The simultaneous prediction of the subsurface distribution of facies and acoustic impedance (IP) from fullstack seismic data requires solving an inverse problem and is fundamental in natural resources exploration, carbon capture and storage, and environmental risk management. In recent years, deep generative models (DGM), such as variational autoencoders (VAE) and generative adversarial networks (GAN), were proposed to reproduce complex facies patterns honoring prior geological information. Variational Bayesian inference using inverse autoregressive flows (IAF) can be performed to infer the solution to a geophysical inverse problem from the encoded latent space of such pre-trained DGM. Successful applications of such approach on crosshole ground-penetrating radar synthetic data inversion demonstrated that the technique's accuracy is comparable to that of Markov chain Monte Carlo (MCMC) inference methods, while significantly reducing the computational cost.

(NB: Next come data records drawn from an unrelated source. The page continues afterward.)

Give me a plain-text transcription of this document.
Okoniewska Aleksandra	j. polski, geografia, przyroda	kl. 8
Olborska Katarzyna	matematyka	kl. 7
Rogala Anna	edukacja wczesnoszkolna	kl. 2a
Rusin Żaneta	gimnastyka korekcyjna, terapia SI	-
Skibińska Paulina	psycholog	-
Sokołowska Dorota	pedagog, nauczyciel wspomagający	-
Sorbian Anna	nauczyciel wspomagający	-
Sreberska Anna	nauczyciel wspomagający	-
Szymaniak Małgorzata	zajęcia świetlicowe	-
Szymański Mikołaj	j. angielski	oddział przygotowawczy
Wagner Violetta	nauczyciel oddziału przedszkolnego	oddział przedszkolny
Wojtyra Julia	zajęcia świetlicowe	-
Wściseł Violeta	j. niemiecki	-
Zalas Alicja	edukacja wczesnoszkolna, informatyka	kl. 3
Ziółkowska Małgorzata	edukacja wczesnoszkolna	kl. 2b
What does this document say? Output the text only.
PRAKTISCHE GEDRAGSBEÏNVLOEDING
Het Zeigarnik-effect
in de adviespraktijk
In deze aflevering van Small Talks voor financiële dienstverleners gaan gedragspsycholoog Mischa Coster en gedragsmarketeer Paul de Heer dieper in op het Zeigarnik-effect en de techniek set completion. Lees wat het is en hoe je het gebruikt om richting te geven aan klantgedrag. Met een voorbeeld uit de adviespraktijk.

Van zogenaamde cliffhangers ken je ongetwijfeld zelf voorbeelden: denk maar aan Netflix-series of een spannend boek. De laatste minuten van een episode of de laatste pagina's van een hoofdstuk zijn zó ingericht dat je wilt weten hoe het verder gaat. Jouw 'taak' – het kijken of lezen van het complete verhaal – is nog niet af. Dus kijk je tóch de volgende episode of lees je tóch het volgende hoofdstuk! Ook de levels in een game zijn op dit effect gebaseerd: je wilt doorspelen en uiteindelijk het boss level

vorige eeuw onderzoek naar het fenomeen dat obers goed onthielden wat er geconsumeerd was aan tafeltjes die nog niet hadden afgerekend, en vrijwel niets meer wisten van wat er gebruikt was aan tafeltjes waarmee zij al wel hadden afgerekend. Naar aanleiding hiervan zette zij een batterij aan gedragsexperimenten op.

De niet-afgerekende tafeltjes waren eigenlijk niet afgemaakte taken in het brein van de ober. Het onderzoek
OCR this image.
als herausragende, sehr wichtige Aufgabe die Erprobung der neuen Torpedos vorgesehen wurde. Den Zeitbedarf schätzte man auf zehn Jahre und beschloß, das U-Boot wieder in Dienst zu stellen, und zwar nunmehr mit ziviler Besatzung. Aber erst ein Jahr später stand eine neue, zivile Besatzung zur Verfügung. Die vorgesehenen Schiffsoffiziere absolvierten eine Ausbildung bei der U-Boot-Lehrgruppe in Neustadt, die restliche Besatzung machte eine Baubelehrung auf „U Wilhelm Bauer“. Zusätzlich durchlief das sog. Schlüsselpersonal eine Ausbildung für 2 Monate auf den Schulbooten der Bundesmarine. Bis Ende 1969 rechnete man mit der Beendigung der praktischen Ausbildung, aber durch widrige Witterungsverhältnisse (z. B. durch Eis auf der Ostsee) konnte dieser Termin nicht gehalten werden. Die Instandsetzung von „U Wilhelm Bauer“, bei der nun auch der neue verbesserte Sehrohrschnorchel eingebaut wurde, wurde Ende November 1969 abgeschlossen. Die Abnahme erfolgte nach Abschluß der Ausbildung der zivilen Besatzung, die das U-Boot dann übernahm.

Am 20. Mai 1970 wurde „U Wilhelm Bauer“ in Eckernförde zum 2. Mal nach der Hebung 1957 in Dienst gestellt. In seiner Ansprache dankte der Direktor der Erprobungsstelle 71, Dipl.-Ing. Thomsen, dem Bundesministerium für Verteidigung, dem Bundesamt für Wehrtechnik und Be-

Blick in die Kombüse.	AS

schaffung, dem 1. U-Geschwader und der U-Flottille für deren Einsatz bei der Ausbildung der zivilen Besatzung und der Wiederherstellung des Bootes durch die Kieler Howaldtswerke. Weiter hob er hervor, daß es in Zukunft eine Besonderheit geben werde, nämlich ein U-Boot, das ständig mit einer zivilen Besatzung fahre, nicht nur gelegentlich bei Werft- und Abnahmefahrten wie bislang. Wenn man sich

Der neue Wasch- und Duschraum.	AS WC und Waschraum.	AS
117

Nonetheless, these application examples did not account for the spatial uncertainty affecting the facies-dependent continuous physical property, from which the geophysical data are calculated. This uncertainty can significantly affect the inversion accuracy and its applicability to real data. In this work, specific VAE and GAN architectures are proposed to simultaneously predict facies and co-located IP, while accounting for their spatial uncertainties. The two types of generative networks are used in Bayesian inversion with IAF for the inversion of seismic data. The results are found to reproduce the statistics of the training images and solve the seismic inversion problem accurately, comparably to MCMC inversion. Furthermore, advantages and limitations of the two DGMs are evaluated by comparing the results obtained.